For anyone who has considered brewing a batch of beer or mead at home, or making a custom barrel of wine with local fruit, this thorough guide will clear a path to the bottle. It demystifies the process: from planting hops and fruits to pruning, harvesting, fermenting, flavoring, and bottling one-of-a-kind drinks from your own backyard. It serves as a starting point not only for wines and beers, but also hard ciders, meads, and infusions, and even touches on at-home distilling
Perfect for the city-dweller, urban gardener, or anyone with limited space and a desire to make custom concoctions, Hooch offers projects to suit any lifestyle. With recipes for brews made from grapes, hops, and herbs, DIY boozers will find everything they need to begin a brewing journey.

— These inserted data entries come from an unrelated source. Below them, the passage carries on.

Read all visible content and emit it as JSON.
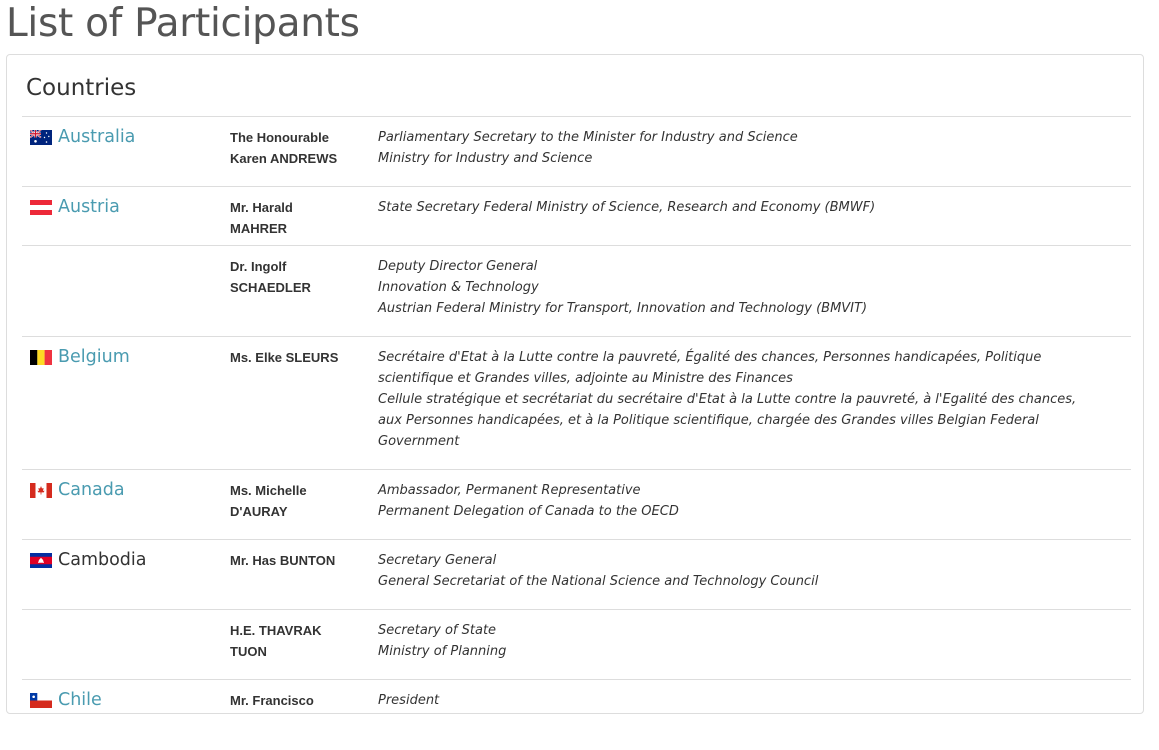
{
  "page": {
    "title": "List of Participants"
  },
  "section": {
    "title": "Countries"
  },
  "rows": [
    {
      "country": "Australia",
      "name_line1": "The Honourable",
      "name_line2": "Karen ANDREWS",
      "role_lines": [
        "Parliamentary Secretary to the Minister for Industry and Science",
        "Ministry for Industry and Science"
      ]
    },
    {
      "country": "Austria",
      "name_line1": "Mr. Harald",
      "name_line2": "MAHRER",
      "role_lines": [
        "State Secretary Federal Ministry of Science, Research and Economy (BMWF)"
      ]
    },
    {
      "country": "",
      "name_line1": "Dr. Ingolf",
      "name_line2": "SCHAEDLER",
      "role_lines": [
        "Deputy Director General",
        "Innovation & Technology",
        "Austrian Federal Ministry for Transport, Innovation and Technology (BMVIT)"
      ]
    },
    {
      "country": "Belgium",
      "name_line1": "Ms. Elke SLEURS",
      "name_line2": "",
      "role_lines": [
        "Secrétaire d'Etat à la Lutte contre la pauvreté, Égalité des chances, Personnes handicapées, Politique",
        "scientifique et Grandes villes, adjointe au Ministre des Finances",
        "Cellule stratégique et secrétariat du secrétaire d'Etat à la Lutte contre la pauvreté, à l'Egalité des chances,",
        "aux Personnes handicapées, et à la Politique scientifique, chargée des Grandes villes Belgian Federal",
        "Government"
      ]
    },
    {
      "country": "Canada",
      "name_line1": "Ms. Michelle",
      "name_line2": "D'AURAY",
      "role_lines": [
        "Ambassador, Permanent Representative",
        "Permanent Delegation of Canada to the OECD"
      ]
    },
    {
      "country": "Cambodia",
      "name_line1": "Mr. Has BUNTON",
      "name_line2": "",
      "role_lines": [
        "Secretary General",
        "General Secretariat of the National Science and Technology Council"
      ]
    },
    {
      "country": "",
      "name_line1": "H.E. THAVRAK",
      "name_line2": "TUON",
      "role_lines": [
        "Secretary of State",
        "Ministry of Planning"
      ]
    },
    {
      "country": "Chile",
      "name_line1": "Mr. Francisco",
      "name_line2": "",
      "role_lines": [
        "President"
      ]
    }
  ],
  "flags": {
    "australia": "australia-flag-icon",
    "austria": "austria-flag-icon",
    "belgium": "belgium-flag-icon",
    "canada": "canada-flag-icon",
    "cambodia": "cambodia-flag-icon",
    "chile": "chile-flag-icon"
  },
  "colors": {
    "link": "#4a9bb0",
    "text": "#333333",
    "border": "#dddddd",
    "title": "#555555"
  }
}
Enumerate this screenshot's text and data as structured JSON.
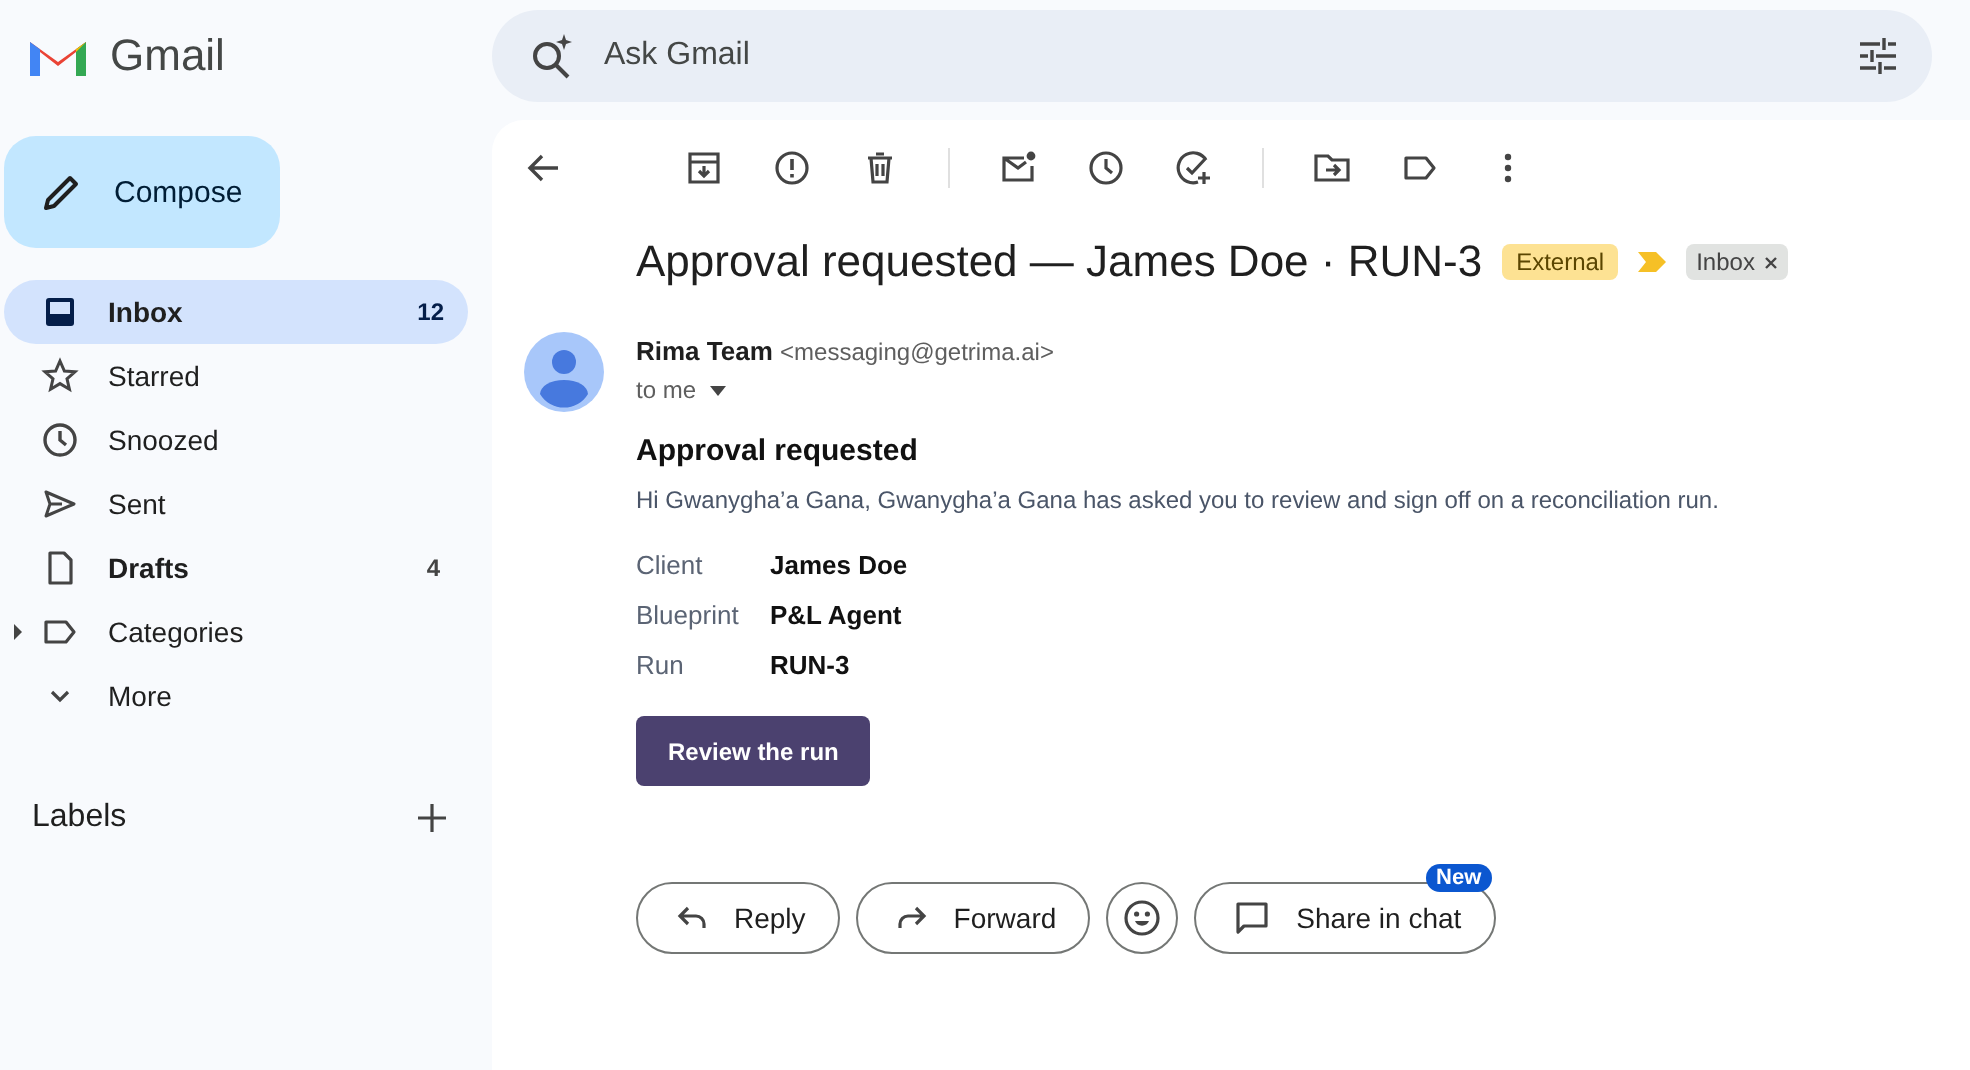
{
  "app": {
    "name": "Gmail"
  },
  "search": {
    "placeholder": "Ask Gmail"
  },
  "compose": {
    "label": "Compose"
  },
  "sidebar": {
    "items": [
      {
        "label": "Inbox",
        "count": "12",
        "selected": true,
        "unread": true
      },
      {
        "label": "Starred",
        "selected": false,
        "unread": false
      },
      {
        "label": "Snoozed",
        "selected": false,
        "unread": false
      },
      {
        "label": "Sent",
        "selected": false,
        "unread": false
      },
      {
        "label": "Drafts",
        "count": "4",
        "selected": false,
        "unread": true
      },
      {
        "label": "Categories",
        "selected": false,
        "unread": false,
        "expanded": false
      },
      {
        "label": "More",
        "selected": false,
        "unread": false
      }
    ],
    "labels_heading": "Labels"
  },
  "message": {
    "subject": "Approval requested — James Doe · RUN-3",
    "tags": [
      {
        "label": "External",
        "kind": "external",
        "color": "#fde293"
      },
      {
        "label": "Inbox",
        "kind": "folder",
        "color": "#e1e3e1",
        "removable": true
      }
    ],
    "important": true,
    "sender_name": "Rima Team",
    "sender_email": "<messaging@getrima.ai>",
    "recipient": "to me",
    "heading": "Approval requested",
    "intro": "Hi Gwanygha’a Gana, Gwanygha’a Gana has asked you to review and sign off on a reconciliation run.",
    "fields": [
      {
        "label": "Client",
        "value": "James Doe"
      },
      {
        "label": "Blueprint",
        "value": "P&L Agent"
      },
      {
        "label": "Run",
        "value": "RUN-3"
      }
    ],
    "cta": "Review the run",
    "actions": [
      {
        "label": "Reply",
        "kind": "reply"
      },
      {
        "label": "Forward",
        "kind": "forward"
      },
      {
        "kind": "emoji"
      },
      {
        "label": "Share in chat",
        "kind": "chat",
        "badge": "New"
      }
    ]
  }
}
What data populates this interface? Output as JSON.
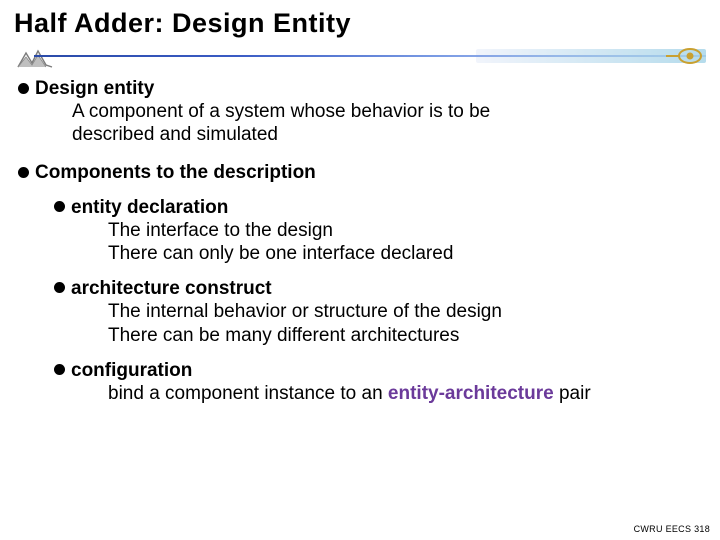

I have never considered brewing any type of alcohol but the concept is interesting and I like to read up on interesting things. As the description says this book is a great starting point for any one interested in home brewing. Chapter one covers the basics of fermentation including the supplies you'll need, the science behind the process and a step by step guide. Chapters 2 through 5 cover the different types of alcohol you can home brew: wines, beers, hard ciders, and honey based wines. Each chapter gives background information on the type of brew and what goes into making these drinks.
For example Chapter five covers honey based drinks.
You probably don't want to think about it quite that way, but bee vomit is one of Nature's most extraordinary substances. Honey, a much more appealing name than "bee puke," is more than just spoil proof food for queen bees and their children. It is a natural preservative for human food, and an antibacterial dressing for wounds, and an anti-inflammatory when consumed.First off, I don't want to think about honey being "bee puke" but other than that did you know that it can be used as an antibacterial dressing for wounds? I didn't, and this wasn't the only interesting thing I learned in this book.
Chapter 6 covers distilling and makes a point to clearly state that it is illegal to distill in the US and in most countries without a proper license. Then they go on to talk about the processes of distilling and the different things you make. One of these things is Absinthe, besides what I've seen in movies I know very little about it, so this section was intriguing.
Besides the brewing and distilling information this book shines a spotlight on different wineries and distilleries that are known for the related brew.
Going into this book I had no interest in home brewing. The book does provide recipes for infusions and I think I might be making Limoncello sometime soon.